Today, Google is announcing that the Android Enterprise Recommended program is expanding to cover EMM vendors. This follows the Android Enterprise Recommended device program, which was announced in February 2018.
What is Android Enterprise Recommend?
We know the story: there used to be a huge range of custom Android MDM APIs that were developed by individual hardware OEMs. This made things tough for all parties: OEMs had to build MDM features, EMM vendors had to support them, and then customers had to sort through all the options and figure out what devices to pick.
The Android Enterprise management APIs have now made huge strides in eliminating the fragmentation. Essentially, starting with Android 6.0 in 2015, every device that connects to Google play is required to support Android Enterprise. All the main EMM vendors have responded by supporting it on the server side, as well.
If things have gotten so much better, why have the official program? As the Android Enterprise team told me back when the program started, the idea is certainly not to exclude any device or vendor that supports Android Enterprise features, but rather to have guaranteed levels of support for other aspects of the device and management experience.
For the recommended device program, this means providing operating system and security updates, making sure unlocked devices are available, supporting bulk enrollment, minimum hardware specifications, and so on.

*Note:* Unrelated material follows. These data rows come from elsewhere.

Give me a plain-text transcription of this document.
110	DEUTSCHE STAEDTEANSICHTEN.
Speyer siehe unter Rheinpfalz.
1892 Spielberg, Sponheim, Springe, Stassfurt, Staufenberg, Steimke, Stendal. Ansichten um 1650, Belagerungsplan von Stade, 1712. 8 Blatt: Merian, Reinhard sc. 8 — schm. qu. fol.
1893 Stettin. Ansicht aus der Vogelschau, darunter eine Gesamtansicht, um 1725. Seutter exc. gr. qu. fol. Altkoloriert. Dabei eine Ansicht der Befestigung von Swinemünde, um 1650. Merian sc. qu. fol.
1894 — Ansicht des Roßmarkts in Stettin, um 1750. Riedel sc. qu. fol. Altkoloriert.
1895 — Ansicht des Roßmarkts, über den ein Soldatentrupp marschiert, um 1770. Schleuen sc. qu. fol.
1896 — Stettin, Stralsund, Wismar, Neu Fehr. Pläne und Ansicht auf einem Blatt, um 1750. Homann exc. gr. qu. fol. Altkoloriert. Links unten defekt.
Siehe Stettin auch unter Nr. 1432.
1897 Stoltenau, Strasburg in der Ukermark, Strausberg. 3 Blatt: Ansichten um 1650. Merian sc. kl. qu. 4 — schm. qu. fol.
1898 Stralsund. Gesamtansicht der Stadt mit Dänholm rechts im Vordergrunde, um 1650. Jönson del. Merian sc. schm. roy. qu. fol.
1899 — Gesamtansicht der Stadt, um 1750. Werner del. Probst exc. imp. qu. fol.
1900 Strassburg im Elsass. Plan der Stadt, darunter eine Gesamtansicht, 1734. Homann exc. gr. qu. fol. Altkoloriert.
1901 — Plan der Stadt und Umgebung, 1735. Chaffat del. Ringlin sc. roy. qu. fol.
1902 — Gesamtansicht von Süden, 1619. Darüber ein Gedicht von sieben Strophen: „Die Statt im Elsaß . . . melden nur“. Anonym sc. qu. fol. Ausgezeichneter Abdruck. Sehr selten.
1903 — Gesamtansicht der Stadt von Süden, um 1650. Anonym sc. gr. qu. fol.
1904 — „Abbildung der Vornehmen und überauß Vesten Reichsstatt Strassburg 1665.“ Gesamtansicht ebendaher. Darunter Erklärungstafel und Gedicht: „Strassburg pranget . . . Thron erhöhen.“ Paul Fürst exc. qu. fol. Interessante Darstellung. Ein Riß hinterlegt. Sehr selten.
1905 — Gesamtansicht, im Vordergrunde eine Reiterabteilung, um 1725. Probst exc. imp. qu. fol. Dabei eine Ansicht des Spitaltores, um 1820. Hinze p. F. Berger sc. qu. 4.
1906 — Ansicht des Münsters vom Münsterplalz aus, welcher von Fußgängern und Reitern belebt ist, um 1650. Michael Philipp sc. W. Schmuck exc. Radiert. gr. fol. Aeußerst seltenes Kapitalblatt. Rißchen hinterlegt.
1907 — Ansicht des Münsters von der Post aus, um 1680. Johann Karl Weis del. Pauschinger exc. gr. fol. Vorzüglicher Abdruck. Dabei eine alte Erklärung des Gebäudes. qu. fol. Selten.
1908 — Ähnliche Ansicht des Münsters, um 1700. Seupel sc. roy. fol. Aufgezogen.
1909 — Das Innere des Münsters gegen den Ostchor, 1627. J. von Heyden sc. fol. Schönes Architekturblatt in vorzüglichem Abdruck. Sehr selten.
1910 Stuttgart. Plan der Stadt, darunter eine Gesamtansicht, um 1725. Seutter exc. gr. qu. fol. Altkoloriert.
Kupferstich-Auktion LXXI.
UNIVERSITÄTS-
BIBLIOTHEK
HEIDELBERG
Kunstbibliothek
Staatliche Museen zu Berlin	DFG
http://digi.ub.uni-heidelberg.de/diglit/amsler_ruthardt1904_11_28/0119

Android Enterprise Recommended for EMM vendors
Since Android Enterprise supports different deployment models (modes for BYOD, COPE, business-only devices, and kiosks), there’s actually a wide range of what various enterprise mobility management vendors support, even at the top levels.
To be in the Android Enterprise Recommended program, EMM vendors must:
- Standardize their Android support on Android Enterprise, and provide documentation and guidance for customers. (In other words, don’t let customers do new deployments based on legacy Device Admin MDM clients, because that’s the old way and it’s getting deprecated anyway.)
- Support two out of the three main deployment models: work profiles, full device management, and dedicated device management (e.g. kiosks and rugged devices).
- Keep field sales up to date on the latest in Android Enterprise, provide Google-trained support, and be able to escalate to Google if needed.
- Have a track record of successful deployments.
I asked Google if EMM vendors would be required to support new features within a specific time frame, and they replied:
“[...]We plan on updating our requirements on a yearly basis based on priority advanced features that are applicable for enterprise use. We do this in consultation with our EMM partners and share the Advanced required features ahead of time with the expectation that they will work toward building support for the next set of requirements when they are officially updated.”
The vendors announced with the program are Blackberry, Google Cloud, I3 Systems, IBM, Microsoft, MobileIron, SoftBank, SOTI, and VMware.
If you’ve been reading our posts for the last few years, you know that we’ve praised Android Enterprise a lot. That’s not to say that things are perfect—there are still more key features that the community like to see on the road map (check out Jason Bayton’s wish list for 2019), and Samsung has still been slower to completely embrace all aspects of Android Enterprise.
But overall, Google—and the OEMs, EMMs, and vocal customers that are also part of the process—deserve praise. Today’s news is another step in that direction.
While customers don’t choose EMM vendors as often as they choose devices to deploy, making the effect of Android Enterprise Recommended EMM vendors different than the effect of recommended devices, the program should mean they have better ongoing support.